EV graphite concession

The rule includes wiggle room for EV makers that have for months warned about the difficulty of obtaining graphite outside of China — an argument that miners and synthetic graphite producers have dismissed as inaccurate.

China currently processes all natural graphite globally and last year moved to restrict exports of both natural and synthetic graphite. The dark, metallic mineral — the largest ingredient in EV batteries — hasn’t been mined in the United States for decades. And while EV makers are looking to synthetic graphite, little production currently exists in the U.S.

Administration officials insist they’re taking the necessary steps to boost mineral production, including for graphite, through incentives and loan guarantees and noted that DOE propped up a new program focused solely on supporting supply chains.

National climate adviser Ali Zaidi on a call with reporters Thursday flagged 15 gigafactories slated to open in the U.S. as proof that EV production and adoption is accelerating under Biden’s leadership. The same can be seen for battery minerals and materials, he said, pointing to Talon’s union-backed facility in Duluth, Minnesota, and a project for lithium extraction in California’s Salton Sea.

“I think there’s a well-justified optimism here, grounded in the president’s leadership and the track record of an unleashed manufacturing renaissance that we’re seeing as a result,” said Zaidi.

Jennifer Safavian, president and CEO of Autos Drive America, a trade group for foreign automakers that make vehicles in the United States, said it will take time for the production of graphite and other critical minerals needed to produce EVs to match the strict standards required by automakers.

“Until then, sourcing flexibility is paramount as automakers in the U.S. work to build up domestic supply chains and diversify their sourcing,” said Safavian.

In an attempt to thread that needle, the final rule designates both synthetic and natural graphite as “impracticable-to-trace” — meaning automakers through 2027 can continue to rely on graphite flowing out of China.

Administration officials in the final rule concluded it’s too difficult to trace the origins of synthetic graphite back to the petroleum coke, a waste byproduct, from which it’s made. The agencies noted that synthetic and natural graphite can be mixed before going into a battery anode, which also makes that material difficult to trace and track. Administration officials say there’s a clear end-date to this exemption and they expect investments in the graphite sector currently in the works to meet demand by 2027.

But Abigail Hunter, executive director of SAFE’s Center for Critical Minerals Strategy, said that while the administration has moved to bolster graphite production, the timelines on commercialization of these projects lag behind the urgency of near-term EV deployment goals.

Hunter reiterated that the auto industry needs a “clear exit strategy” to ensure the U.S. and its allies aren’t reliant on adversaries and voiced support forbipartisan legislation, H.R. 8187, which aims to track critical minerals as they move through the world’s supply chains.

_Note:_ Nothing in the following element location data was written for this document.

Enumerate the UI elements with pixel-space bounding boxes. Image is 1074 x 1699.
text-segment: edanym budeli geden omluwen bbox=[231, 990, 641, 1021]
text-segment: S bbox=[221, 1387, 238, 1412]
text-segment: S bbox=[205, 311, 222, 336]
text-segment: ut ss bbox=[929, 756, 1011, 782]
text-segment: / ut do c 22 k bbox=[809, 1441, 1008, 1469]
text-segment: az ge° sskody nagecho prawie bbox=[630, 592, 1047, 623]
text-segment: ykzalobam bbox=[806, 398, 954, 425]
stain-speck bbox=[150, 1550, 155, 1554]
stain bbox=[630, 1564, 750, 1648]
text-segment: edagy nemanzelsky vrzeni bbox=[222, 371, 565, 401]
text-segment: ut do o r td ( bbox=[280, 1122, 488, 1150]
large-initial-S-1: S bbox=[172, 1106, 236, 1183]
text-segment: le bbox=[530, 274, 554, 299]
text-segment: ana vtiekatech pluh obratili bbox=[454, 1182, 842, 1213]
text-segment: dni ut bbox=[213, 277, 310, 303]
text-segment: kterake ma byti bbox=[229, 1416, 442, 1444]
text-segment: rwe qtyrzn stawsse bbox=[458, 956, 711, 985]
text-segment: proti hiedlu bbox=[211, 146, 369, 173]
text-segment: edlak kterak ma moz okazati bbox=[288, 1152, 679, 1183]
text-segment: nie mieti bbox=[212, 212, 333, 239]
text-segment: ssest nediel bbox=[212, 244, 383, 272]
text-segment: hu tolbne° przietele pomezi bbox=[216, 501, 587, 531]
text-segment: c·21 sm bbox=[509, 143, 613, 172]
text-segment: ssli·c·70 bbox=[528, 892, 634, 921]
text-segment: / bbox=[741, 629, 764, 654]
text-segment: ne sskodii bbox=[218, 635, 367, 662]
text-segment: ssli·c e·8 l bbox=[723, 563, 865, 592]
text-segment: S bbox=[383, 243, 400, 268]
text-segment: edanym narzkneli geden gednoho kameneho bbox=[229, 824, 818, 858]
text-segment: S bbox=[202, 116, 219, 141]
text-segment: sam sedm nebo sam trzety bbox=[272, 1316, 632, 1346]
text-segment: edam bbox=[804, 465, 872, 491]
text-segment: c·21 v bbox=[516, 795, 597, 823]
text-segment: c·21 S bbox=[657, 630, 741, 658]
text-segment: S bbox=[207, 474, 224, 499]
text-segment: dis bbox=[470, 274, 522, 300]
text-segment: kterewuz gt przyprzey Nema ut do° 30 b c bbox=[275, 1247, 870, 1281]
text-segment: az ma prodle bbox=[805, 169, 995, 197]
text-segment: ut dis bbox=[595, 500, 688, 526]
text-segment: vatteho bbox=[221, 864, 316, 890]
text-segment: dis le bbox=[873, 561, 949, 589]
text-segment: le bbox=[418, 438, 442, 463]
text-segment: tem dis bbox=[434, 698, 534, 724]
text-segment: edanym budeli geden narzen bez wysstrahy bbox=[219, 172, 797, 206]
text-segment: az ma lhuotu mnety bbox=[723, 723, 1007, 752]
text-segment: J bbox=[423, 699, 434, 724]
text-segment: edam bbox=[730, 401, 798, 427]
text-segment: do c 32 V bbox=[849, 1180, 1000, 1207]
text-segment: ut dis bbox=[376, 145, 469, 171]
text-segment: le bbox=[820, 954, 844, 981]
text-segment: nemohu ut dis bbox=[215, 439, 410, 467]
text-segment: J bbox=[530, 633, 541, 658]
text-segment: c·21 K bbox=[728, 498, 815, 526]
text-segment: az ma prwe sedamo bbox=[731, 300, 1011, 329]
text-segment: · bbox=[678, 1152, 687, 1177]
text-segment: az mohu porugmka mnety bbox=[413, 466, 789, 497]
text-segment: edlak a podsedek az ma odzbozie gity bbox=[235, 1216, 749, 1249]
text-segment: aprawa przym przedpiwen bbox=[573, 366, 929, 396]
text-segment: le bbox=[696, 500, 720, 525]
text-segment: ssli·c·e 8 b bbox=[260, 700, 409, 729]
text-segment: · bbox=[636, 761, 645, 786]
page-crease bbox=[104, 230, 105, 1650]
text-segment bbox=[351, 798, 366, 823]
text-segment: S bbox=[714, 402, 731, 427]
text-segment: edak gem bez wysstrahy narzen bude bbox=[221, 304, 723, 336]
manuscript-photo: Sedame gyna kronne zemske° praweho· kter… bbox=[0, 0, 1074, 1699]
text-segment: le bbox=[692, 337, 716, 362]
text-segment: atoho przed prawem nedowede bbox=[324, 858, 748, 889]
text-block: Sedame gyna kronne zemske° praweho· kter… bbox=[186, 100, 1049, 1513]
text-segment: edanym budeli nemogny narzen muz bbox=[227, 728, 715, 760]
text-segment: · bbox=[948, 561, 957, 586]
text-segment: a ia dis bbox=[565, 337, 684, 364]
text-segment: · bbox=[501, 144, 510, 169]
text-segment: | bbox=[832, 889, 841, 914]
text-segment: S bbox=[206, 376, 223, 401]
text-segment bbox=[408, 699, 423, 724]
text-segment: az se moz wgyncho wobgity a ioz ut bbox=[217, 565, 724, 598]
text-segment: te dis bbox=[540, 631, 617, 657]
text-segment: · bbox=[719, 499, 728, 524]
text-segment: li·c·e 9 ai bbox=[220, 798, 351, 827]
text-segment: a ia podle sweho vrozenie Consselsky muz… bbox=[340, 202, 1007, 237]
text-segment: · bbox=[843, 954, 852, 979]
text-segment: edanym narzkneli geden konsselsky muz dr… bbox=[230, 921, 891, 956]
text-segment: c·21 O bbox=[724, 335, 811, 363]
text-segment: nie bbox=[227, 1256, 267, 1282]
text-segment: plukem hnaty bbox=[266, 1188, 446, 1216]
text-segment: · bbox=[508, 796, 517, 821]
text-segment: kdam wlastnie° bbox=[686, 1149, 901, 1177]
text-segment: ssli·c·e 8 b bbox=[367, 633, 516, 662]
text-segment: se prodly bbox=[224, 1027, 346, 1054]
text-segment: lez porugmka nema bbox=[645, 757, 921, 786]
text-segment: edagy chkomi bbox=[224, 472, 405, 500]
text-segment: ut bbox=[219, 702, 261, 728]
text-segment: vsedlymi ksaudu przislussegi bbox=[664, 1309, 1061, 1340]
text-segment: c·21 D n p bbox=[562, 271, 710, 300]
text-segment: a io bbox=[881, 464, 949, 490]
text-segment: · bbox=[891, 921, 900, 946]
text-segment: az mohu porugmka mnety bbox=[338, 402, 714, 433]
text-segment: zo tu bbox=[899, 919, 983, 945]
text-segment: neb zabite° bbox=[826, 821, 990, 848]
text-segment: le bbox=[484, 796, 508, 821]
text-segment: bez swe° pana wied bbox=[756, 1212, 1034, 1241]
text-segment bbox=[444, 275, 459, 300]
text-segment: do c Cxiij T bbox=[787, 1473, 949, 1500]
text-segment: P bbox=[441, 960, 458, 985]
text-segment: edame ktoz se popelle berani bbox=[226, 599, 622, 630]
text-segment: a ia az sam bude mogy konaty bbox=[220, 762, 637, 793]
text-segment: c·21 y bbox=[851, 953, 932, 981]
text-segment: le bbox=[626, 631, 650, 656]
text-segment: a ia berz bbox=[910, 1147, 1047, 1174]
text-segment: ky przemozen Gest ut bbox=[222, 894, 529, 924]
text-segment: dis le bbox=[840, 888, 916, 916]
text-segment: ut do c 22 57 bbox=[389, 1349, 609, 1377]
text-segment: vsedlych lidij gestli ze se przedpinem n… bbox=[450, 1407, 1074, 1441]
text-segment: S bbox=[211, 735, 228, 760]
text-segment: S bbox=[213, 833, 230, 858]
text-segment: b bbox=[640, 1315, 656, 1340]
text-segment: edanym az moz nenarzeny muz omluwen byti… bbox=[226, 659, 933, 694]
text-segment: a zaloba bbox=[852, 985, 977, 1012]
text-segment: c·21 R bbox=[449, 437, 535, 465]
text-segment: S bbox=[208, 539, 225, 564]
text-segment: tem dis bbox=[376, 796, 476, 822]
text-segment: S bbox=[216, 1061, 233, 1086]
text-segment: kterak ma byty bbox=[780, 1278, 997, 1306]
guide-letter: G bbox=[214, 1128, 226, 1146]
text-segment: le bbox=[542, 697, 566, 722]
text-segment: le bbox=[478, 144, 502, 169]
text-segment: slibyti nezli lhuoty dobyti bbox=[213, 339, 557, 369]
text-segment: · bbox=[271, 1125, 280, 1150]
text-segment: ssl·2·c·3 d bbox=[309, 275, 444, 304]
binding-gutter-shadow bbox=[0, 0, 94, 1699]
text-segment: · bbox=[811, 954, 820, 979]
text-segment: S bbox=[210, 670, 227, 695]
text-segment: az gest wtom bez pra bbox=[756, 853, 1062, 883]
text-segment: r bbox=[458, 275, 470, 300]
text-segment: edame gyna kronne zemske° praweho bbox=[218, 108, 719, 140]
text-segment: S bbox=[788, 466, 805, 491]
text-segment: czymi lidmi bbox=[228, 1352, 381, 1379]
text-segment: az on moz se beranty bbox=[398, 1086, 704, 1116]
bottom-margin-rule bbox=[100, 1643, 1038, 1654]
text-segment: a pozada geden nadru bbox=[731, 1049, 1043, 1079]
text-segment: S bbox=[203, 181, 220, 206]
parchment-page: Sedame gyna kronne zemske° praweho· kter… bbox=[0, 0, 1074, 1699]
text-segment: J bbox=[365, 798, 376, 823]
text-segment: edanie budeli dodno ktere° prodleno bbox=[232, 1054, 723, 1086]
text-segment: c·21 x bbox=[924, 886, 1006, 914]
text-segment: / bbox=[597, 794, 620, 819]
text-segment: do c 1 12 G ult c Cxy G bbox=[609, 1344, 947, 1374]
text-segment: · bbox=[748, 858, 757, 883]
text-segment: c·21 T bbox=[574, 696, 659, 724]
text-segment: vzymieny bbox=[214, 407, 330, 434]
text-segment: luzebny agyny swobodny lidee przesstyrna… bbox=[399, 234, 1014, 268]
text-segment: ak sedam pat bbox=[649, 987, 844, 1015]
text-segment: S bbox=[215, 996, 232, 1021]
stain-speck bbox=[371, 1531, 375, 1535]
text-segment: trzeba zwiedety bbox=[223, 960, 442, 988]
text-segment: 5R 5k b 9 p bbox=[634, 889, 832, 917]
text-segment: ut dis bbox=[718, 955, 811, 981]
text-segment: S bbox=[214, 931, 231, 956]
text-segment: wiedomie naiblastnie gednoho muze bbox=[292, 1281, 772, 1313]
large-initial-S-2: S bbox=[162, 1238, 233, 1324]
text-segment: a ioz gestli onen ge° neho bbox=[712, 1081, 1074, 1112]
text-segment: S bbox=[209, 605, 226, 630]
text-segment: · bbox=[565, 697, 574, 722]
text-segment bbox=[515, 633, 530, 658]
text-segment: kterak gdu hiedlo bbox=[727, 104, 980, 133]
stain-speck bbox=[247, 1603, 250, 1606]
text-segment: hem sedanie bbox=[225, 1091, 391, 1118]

Ben Steinberg, a spokesperson for the Battery Materials & Technology Coalition, a trade group for members of the supply chain that includes graphite producers, said that allowing Chinese graphite companies to gain access to the tax credit over the next two years is antithetical to the IRA and puts standing up the North American supply chain at risk.

But Steinberg also noted that the rule includes a requirement for manufacturers relying on the grace period to show how they’ll comply by 2027 in securing IRA-compliant graphite. According to the rule, that’s expected to include “robust documentation” around efforts companies are making to secure new supplies from domestic or compliant suppliers and ultimately ink offtake agreements.

An alliance made up of graphite producers in the U.S. and Canada called on the administration to “stringently impose” its requirement for automakers to source IRA-compliant graphite by 2027.

“Only then will the producers be able to obtain the financing necessary to begin scaling production to fulfill demand by 2027,” said Erik Olson, a spokesperson for the North American Graphite Alliance.